At this point, there was a unanimous desire expressed by the children to learn more about how to draw people from rear and profile. The teachers’ role was to sustain and support this process. They asked one girl, Elisa, to stand in the middle of the room surrounded by small groups of children placed at different vantage points where they could observe her, describe her body and position, and draw her from four angles: front, back, right, and left. Through this process, the children learned a great deal about the difficult concept of point of view. One child concluded: “We put ourselves in a square, and Elisa has four sides just like us.”

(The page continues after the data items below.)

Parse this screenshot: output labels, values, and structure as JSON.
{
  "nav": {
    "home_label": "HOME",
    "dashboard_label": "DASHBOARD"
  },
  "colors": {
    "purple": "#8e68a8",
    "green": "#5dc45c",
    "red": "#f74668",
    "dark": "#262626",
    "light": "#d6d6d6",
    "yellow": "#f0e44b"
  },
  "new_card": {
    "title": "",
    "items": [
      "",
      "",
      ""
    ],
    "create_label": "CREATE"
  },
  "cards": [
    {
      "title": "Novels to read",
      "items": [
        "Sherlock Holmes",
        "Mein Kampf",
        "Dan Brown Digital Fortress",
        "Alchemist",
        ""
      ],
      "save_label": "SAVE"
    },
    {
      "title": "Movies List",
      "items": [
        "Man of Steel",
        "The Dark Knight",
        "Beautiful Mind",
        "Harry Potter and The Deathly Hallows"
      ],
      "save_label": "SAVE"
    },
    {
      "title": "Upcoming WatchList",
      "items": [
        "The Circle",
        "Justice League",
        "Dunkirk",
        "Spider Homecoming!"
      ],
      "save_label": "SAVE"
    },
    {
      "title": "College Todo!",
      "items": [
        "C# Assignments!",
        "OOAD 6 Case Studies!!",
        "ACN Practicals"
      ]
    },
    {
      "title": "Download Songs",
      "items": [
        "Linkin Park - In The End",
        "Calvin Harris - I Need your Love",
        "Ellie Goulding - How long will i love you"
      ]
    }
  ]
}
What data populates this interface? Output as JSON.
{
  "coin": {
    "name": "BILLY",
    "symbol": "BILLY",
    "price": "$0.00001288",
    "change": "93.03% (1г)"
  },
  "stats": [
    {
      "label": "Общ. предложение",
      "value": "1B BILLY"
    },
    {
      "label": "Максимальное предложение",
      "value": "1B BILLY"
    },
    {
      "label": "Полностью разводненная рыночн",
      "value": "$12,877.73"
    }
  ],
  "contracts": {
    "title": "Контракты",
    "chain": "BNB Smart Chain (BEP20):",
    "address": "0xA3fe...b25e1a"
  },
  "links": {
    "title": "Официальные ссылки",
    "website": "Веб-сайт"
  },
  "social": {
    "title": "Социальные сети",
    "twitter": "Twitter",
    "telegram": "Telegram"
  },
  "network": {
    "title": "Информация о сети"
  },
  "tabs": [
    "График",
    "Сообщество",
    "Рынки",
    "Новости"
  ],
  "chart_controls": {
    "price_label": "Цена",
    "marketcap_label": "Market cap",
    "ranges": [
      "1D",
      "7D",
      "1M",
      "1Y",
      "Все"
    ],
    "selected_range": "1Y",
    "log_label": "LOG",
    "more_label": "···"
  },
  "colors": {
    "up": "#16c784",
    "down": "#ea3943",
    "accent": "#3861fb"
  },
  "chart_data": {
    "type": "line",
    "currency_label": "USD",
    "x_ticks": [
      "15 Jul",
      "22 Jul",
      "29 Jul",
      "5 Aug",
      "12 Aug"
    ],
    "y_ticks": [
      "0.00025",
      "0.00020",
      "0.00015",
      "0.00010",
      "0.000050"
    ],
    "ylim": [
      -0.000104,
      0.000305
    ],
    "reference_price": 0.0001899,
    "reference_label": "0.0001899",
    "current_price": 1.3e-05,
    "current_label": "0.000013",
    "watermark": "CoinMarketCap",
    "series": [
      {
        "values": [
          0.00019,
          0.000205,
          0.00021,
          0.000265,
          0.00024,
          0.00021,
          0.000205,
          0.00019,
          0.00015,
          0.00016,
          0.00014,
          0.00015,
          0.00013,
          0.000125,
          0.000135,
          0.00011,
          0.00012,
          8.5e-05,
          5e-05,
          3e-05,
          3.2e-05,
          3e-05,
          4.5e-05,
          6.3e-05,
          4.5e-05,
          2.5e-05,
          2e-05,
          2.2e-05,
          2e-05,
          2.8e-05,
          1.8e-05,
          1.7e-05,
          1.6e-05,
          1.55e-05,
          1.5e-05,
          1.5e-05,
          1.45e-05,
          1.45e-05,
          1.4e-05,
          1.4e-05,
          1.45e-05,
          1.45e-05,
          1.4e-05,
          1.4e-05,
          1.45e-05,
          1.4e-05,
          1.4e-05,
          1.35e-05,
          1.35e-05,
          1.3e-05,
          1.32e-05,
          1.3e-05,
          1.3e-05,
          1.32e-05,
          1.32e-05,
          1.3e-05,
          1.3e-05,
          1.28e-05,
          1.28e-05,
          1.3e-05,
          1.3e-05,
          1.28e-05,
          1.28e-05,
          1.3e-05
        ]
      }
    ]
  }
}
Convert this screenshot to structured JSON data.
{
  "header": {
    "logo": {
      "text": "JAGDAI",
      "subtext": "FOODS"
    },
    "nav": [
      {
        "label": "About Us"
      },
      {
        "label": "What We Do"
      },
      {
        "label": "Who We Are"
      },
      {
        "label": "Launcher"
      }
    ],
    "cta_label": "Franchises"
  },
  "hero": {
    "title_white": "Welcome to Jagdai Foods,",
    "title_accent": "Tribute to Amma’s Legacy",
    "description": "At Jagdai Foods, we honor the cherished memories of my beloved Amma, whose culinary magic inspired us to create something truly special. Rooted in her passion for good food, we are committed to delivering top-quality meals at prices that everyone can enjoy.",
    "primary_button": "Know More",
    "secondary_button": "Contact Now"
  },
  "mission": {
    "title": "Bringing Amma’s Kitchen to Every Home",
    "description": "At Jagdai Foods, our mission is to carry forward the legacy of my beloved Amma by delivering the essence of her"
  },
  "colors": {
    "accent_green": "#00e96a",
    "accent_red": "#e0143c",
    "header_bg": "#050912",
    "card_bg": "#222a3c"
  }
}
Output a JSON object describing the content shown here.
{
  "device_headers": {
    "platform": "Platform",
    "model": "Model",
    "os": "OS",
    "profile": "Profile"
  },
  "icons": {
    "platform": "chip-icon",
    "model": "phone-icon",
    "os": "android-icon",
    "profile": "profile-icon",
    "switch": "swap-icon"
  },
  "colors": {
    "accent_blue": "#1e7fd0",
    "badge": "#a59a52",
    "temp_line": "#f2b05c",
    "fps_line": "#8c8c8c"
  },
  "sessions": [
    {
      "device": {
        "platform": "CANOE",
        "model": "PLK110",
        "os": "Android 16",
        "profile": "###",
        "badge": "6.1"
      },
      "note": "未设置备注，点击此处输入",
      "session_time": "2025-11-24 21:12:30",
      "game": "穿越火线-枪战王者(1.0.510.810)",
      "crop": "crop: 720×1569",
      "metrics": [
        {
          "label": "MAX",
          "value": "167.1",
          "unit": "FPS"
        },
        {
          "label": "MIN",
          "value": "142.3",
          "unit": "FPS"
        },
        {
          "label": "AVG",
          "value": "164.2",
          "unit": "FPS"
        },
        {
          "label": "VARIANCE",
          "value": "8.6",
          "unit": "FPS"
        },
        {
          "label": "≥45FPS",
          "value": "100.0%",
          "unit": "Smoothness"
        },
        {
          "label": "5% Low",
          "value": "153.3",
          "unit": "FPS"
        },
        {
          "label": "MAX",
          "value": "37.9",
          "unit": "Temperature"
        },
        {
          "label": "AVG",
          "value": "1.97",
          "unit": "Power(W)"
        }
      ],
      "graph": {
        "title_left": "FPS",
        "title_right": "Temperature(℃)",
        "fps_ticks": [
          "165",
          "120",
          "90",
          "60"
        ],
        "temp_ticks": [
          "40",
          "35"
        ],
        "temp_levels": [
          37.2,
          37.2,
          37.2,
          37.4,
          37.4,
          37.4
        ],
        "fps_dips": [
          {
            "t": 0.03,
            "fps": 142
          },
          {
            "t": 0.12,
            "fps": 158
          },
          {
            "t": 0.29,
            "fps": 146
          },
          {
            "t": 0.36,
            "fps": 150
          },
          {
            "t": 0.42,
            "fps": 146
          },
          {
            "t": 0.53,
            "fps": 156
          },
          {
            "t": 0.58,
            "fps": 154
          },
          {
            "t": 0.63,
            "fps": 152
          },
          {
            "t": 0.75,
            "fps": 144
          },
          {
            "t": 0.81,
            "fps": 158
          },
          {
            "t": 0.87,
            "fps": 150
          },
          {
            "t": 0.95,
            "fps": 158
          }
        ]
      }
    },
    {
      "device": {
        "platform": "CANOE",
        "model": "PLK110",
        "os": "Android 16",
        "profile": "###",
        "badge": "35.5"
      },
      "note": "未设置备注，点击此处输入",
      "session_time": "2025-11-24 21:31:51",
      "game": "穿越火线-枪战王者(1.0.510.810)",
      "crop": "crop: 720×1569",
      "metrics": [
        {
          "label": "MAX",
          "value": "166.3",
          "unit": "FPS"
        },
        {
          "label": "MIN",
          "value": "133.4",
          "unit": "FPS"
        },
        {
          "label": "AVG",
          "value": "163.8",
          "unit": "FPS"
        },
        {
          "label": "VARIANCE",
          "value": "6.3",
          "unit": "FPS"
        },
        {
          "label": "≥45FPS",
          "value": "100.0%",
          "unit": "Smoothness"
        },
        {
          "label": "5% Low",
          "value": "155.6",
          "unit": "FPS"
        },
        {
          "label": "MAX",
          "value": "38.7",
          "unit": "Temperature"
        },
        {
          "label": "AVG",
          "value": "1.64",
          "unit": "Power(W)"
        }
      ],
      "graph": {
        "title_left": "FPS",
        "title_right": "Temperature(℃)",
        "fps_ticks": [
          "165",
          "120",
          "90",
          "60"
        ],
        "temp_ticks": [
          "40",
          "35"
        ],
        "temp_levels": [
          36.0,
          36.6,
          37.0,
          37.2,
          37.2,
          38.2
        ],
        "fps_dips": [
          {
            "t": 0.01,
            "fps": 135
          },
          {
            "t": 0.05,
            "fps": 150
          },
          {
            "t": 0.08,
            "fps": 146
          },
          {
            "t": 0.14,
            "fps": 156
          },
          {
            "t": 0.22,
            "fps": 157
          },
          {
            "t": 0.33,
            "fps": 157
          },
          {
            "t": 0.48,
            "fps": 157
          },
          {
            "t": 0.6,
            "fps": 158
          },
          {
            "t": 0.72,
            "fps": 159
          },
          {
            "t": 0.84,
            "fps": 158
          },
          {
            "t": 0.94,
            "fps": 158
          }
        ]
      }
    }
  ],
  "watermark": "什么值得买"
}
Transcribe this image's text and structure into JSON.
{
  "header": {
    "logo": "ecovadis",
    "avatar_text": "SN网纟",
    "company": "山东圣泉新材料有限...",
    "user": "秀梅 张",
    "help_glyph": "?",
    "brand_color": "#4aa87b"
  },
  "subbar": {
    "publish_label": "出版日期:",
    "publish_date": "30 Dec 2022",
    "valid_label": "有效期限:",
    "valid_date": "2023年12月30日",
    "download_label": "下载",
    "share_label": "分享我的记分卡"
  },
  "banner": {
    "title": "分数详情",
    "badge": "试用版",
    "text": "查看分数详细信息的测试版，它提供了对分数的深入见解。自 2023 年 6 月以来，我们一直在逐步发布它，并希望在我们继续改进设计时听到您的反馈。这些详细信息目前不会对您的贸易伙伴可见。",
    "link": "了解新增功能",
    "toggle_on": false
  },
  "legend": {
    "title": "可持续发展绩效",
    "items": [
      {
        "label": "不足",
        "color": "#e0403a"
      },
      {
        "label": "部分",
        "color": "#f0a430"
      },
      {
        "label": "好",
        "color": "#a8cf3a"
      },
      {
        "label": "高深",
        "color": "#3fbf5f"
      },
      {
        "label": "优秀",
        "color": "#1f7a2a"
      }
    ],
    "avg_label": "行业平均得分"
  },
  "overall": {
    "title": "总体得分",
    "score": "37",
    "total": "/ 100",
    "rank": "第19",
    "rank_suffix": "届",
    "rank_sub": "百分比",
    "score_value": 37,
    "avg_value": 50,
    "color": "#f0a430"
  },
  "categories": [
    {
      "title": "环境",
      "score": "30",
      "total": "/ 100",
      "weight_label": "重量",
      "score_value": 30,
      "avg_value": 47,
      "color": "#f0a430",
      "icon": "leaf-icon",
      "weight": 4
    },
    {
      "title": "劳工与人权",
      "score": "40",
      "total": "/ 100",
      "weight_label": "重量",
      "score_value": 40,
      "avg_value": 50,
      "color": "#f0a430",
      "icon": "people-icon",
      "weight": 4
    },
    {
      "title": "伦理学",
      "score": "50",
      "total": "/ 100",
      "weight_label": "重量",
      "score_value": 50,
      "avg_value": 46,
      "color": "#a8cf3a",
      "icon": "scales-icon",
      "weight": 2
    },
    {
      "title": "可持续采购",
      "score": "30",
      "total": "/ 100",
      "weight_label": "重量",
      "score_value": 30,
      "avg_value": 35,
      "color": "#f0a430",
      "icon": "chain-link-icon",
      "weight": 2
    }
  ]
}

The teachers also wanted to take the children outside the school—a typical step in our project work. Children and teacher went to the centre of town where they observed and photographed people coming and going in the busy streets. Children mingled with the people, becoming, once again, “the crowd.” A few days later, the slides of that day were projected on the classroom wall, and the children enjoyed those images, moving through their reflections. Then they made more drawings, and Teresa proudly came up with a picture of herself, her boyfriend, and a dog, all in profile! At this point, the teacher suggested to the children cutting out the figures to add, as in a collage, to their earlier drawings. This evoked many questions: “Can we put together in a crowd people undressed for the beach and people dressed up for the promenade?” “Can we put together people of different size?” In this latter instance, children remembered that they had used the photocopy machine to reduce drawings and they decided they should now use it again to make people bigger or smaller so they could look “normal.” The teachers also encouraged the children to use the cutout figures for puppet play, dramatization, and shadow play. They also sculpted figures from clay. Finally, the children concluded their exploration with a collective project in which they superimposed many of their figures in a box to create “a crowd” just as Teresa had said, “that goes left, right, forward and when they forget something, they go back.”
Looking at this one example of the extraordinary capacity of children, it will be understandable how in my work with children, I have come to the conclusion that it is very important to have the capacity to grow with them. We reinvent and reeducate ourselves along with the children. Not only does our knowledge organize theirs, but also the children’s ways of being and dealing with reality likewise influence what we know, feel, and do.